[DEBATE] : Power for the people must be state priority, , Editorial,
Dominic Tweedie
dominic.tweedie at gmail.com
Sun Jan 20 16:28:37 GMT 2008
Let me stick this here, out from under Patrick's huge message of
stats. I really need to get it off my chest. Here goes:
Barry Sergeant began: "Something truly catastrophic has happened at
Eskom" and that is the right place to begin, not with alleged
requisitions for power stations refused a decade ago, as COSATU has
done following TM's dramatic "confession".
Obviously there is a supply side and a demand side and the guys at
Eskom can see it all yet they ran us into the buffers at full speed.
They even increased the speed as Patrick said by selling huge amounts
of power dirt cheap on long-term fixed-price contracts to big corpos,
with no benefit to the country.
The catastrophe that Sergeant is referring to is not the blackout one
that we see every day happening in our homes, streets and workplaces.
It is the huge human-factor management failure. Is there a Captain
Queeg up there? Is there a Milo Minderbinder up there? Some even worse
kind of monster? A drunk? A drug addict? Emperor Nero? The Manson
family? What the four-X is going on?
At least Barry Sergeant has set the right gonzo tone for a gonzo event
which is so far being treated as just a bit unfortunate and brace up
chaps, we'll all have to be a bit frugal for the next seven years.

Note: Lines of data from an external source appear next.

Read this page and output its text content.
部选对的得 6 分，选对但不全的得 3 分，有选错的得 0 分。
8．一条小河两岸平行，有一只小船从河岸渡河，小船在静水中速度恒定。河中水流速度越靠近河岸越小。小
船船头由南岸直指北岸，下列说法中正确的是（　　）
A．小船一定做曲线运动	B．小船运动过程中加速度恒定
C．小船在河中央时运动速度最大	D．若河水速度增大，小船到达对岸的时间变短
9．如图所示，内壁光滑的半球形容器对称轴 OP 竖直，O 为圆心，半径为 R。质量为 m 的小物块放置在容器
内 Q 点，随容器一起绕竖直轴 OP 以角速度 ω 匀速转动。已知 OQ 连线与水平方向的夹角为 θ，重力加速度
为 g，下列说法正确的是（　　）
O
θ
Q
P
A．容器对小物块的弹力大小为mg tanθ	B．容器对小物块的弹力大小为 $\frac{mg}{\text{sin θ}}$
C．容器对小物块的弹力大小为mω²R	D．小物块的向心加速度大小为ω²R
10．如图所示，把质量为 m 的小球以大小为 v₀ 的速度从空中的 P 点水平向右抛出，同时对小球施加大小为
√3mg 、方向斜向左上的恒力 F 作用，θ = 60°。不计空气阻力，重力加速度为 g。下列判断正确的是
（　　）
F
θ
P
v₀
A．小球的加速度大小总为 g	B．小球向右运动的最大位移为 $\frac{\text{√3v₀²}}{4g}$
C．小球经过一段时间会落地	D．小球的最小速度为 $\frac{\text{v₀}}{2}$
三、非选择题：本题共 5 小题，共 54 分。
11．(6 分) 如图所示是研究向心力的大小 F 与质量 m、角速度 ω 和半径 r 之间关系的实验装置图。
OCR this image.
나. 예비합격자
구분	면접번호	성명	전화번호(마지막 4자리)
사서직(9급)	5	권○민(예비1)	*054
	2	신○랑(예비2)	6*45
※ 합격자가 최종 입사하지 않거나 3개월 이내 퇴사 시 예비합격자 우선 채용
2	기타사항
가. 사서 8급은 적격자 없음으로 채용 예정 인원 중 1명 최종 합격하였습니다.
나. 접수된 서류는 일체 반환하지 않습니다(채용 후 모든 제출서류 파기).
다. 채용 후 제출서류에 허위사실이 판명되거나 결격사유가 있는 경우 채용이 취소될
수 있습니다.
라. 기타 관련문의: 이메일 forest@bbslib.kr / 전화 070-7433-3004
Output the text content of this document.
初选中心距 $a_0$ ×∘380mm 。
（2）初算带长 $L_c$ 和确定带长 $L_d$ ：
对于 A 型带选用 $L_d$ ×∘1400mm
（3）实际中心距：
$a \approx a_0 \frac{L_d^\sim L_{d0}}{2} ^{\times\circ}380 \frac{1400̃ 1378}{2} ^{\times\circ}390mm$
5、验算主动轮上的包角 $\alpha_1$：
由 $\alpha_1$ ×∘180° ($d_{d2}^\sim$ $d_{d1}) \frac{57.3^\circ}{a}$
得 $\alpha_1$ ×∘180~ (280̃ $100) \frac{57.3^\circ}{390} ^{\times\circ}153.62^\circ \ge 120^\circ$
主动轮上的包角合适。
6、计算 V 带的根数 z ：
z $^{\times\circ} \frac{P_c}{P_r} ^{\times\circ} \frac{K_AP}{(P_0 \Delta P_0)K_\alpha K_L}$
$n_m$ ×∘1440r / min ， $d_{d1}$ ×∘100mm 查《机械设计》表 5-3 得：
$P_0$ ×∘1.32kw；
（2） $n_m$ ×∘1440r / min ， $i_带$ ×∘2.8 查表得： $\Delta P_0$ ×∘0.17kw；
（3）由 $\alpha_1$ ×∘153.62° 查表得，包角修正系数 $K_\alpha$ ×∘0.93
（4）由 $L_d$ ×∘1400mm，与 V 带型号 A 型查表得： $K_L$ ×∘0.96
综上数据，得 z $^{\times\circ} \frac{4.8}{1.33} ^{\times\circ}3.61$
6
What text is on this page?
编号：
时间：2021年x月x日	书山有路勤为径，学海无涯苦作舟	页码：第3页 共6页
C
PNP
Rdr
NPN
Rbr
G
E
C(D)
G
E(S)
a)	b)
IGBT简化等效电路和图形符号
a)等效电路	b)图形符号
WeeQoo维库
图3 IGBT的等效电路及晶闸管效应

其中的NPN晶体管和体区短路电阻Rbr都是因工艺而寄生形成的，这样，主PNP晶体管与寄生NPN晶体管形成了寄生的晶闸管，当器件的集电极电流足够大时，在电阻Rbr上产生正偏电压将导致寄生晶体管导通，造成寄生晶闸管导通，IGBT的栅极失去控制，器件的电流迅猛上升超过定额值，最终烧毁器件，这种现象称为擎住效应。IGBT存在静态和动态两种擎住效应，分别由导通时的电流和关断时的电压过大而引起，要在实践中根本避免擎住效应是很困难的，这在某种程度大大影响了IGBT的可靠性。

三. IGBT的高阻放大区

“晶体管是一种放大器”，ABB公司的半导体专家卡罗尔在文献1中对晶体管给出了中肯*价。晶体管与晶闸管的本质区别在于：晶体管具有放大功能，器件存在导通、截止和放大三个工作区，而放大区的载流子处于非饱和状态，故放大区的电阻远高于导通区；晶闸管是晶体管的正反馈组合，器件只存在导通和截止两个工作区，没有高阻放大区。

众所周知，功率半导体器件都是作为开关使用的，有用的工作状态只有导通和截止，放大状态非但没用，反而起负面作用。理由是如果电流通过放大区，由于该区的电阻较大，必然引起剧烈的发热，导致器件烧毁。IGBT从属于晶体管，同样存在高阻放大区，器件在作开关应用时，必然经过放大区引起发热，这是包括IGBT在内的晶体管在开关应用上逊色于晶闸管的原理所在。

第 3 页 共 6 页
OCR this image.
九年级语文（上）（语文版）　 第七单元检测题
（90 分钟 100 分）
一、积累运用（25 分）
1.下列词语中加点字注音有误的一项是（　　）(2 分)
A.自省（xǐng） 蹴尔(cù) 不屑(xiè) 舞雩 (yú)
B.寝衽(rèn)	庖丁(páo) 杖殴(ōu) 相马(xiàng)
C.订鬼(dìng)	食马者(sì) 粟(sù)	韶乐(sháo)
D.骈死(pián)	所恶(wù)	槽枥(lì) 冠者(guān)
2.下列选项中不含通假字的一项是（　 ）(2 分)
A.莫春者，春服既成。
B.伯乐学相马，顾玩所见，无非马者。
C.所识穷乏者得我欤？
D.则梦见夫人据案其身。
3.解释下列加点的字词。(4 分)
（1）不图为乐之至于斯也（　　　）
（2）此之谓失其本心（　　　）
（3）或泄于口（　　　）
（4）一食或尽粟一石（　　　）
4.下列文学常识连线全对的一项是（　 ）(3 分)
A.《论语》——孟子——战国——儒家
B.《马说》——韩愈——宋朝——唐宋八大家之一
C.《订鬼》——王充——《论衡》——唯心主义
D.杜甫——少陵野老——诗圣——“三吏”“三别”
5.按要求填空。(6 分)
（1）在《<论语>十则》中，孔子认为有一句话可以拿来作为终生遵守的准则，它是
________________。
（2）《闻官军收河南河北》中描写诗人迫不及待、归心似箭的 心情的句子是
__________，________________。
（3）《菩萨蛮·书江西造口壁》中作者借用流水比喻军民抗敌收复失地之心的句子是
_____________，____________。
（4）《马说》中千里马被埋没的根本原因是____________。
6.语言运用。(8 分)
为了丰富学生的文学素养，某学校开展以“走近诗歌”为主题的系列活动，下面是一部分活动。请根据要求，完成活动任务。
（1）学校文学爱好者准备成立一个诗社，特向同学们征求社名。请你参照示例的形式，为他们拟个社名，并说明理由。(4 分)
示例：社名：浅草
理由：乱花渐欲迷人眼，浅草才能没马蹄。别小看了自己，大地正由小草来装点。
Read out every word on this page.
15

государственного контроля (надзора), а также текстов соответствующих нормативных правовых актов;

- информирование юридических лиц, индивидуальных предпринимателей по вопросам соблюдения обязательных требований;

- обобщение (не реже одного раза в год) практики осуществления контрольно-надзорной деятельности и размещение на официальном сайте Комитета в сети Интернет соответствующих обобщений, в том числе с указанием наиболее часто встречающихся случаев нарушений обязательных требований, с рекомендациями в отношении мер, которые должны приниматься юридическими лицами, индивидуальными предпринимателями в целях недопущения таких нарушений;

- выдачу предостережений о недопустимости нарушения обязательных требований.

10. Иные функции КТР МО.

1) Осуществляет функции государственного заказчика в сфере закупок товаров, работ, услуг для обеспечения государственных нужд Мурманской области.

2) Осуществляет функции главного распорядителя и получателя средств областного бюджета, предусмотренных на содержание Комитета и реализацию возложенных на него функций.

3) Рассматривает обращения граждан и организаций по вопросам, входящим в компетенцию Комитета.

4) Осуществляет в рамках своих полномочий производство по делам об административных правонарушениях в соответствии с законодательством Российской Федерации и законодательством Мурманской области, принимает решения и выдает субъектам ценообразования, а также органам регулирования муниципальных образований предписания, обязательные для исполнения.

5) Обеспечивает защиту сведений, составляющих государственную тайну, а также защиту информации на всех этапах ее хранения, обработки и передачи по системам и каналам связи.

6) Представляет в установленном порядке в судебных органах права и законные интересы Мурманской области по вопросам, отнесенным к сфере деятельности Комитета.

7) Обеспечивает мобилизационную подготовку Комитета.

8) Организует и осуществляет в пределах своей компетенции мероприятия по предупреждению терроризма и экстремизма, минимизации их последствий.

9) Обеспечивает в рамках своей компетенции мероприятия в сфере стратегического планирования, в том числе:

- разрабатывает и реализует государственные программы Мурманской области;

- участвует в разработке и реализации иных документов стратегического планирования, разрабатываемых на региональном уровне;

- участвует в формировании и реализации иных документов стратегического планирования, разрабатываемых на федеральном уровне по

Meanwhile we leave the whole caboosh in the same hands, the hands of
Queeg/Minderbinder/Manson/Nero! What can people be thinking of? How
many people are thinking at all? How long before the penny drops?
What we need is a total audit of the supply side and the demand side
in detail in Kilowatts, all the backward and forward projections, and
a total audit of the human factor, too. Heads must roll and we must
have total transparency and democratic control of all forward
decision-making, and especially when it comes to new contracts for
sale of power or of purchase of power stations.
This thing stinks to high heaven.
Dominic
On 20/01/2008, Riaz K Tayob <riazt at iafrica.com> wrote:
> I am not sure but look at the Trade Industry Policy (TIPs) research documents and Ebrahim Khalil Hassen's NALEDI paper as I seem to recall some references.